A history of tuberculosis is associated with the development of COPD.35 In the GOLD 2023 report, tuberculosis-associated COPD was proposed as an important etiotype of COPD, which is classified as COPD-I, suggesting distinct subtypes of COPD.2 Post-tuberculosis lung damage is related to accelerated lung function decline and the development of airflow limitation.36 37 In our study, a history of tuberculosis was related to an accelerated FEV1 decline rate. Recent studies have reported the benefits of bronchodilators in patients with bronchiectasis and airflow limitation and have proposed a role for inhaled corticosteroids based on blood eosinophil counts.38 39 Further studies are needed to determine the optimal treatment for patients with tuberculosis-associated COPD.

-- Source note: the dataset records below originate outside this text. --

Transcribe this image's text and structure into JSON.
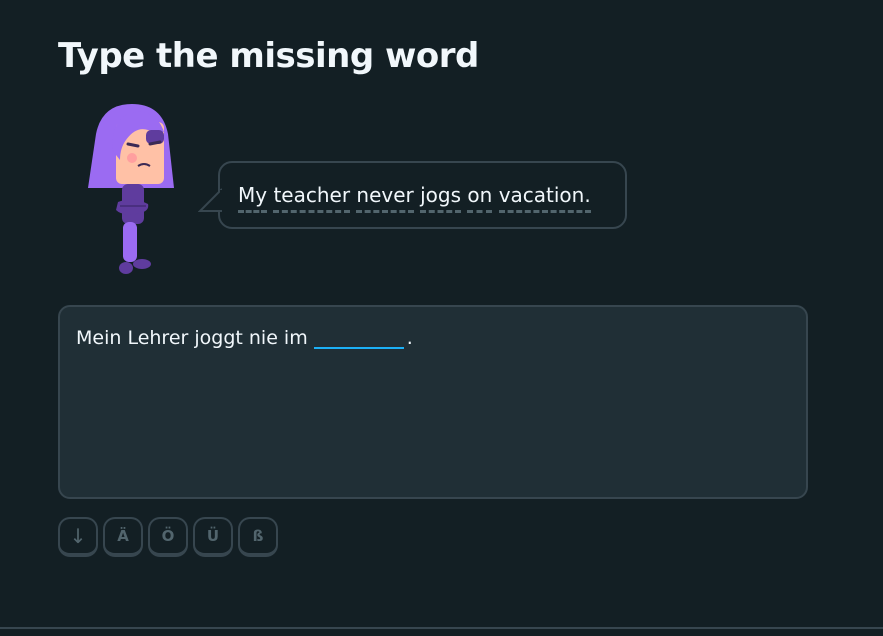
{
  "challenge": {
    "title": "Type the missing word"
  },
  "prompt": {
    "words": [
      "My",
      "teacher",
      "never",
      "jogs",
      "on",
      "vacation."
    ]
  },
  "answer": {
    "before_blank": "Mein Lehrer joggt nie im",
    "blank_value": "",
    "after_blank": "."
  },
  "special_keys": [
    "↓",
    "Ä",
    "Ö",
    "Ü",
    "ß"
  ],
  "icons": {
    "character": "character-lily-icon",
    "collapse": "arrow-down-icon"
  },
  "colors": {
    "background": "#131f24",
    "panel": "#202f36",
    "border": "#37464f",
    "accent": "#1cb0f6",
    "character": "#ce82ff"
  }
}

Our study has several limitations. First, this study was performed retrospectively with a small number of young patients with COPD in two teaching hospitals. Because of the nature of study design and data constraints, analysing important indicators such as the BODE Index was not possible. In our medical centres, 6 min walk test was not routinely performed for COPD patients. The information regarding symptoms was obtained based on records from outpatient clinics, which makes the specific details limited, potentially leading to an underestimation of prevalence. Further prospective studies can provide better evidence on the natural course of COPD in young patients. Second, as the data were obtained from teaching hospitals, there is a risk of selection bias in that symptomatic patients were more likely to be included. Therefore, the findings of our study might not be representative to all young COPD population. Third, the majority of identified risk factors related to COPD progression were not treatable traits. Based on previous studies, sputum production, impaired lung function and high blood eosinophil count may be potential treatable traits favouring inhaled corticosteroid use in young patients with COPD.40–42 As for patients at high risk, particularly those with non-treatable factors, they necessitate intensive surveillance and close follow-up for early identification of exacerbations and disease progression. Future clinical trials are imperative to determine the efficacy of therapeutic interventions in preventing exacerbations and disease progression in young COPD patients. Fourth, it may be arbitrary that the early initiation of regular inhalation therapy was within 3 years of COPD diagnosis. The definition of early regular inhalation therapy needs to be optimised through long-term observation of the natural course in asymptomatic COPD patients.
In conclusion, young COPD patients with a history of asthma or pulmonary tuberculosis, current respiratory symptoms, high blood eosinophil count, or structural or functional pulmonary impairment are indicative of potential high-risk factors for the clinical deterioration of COPD such as acute exacerbation, requirement of early regular inhalation treatment and accelerated lung function decline.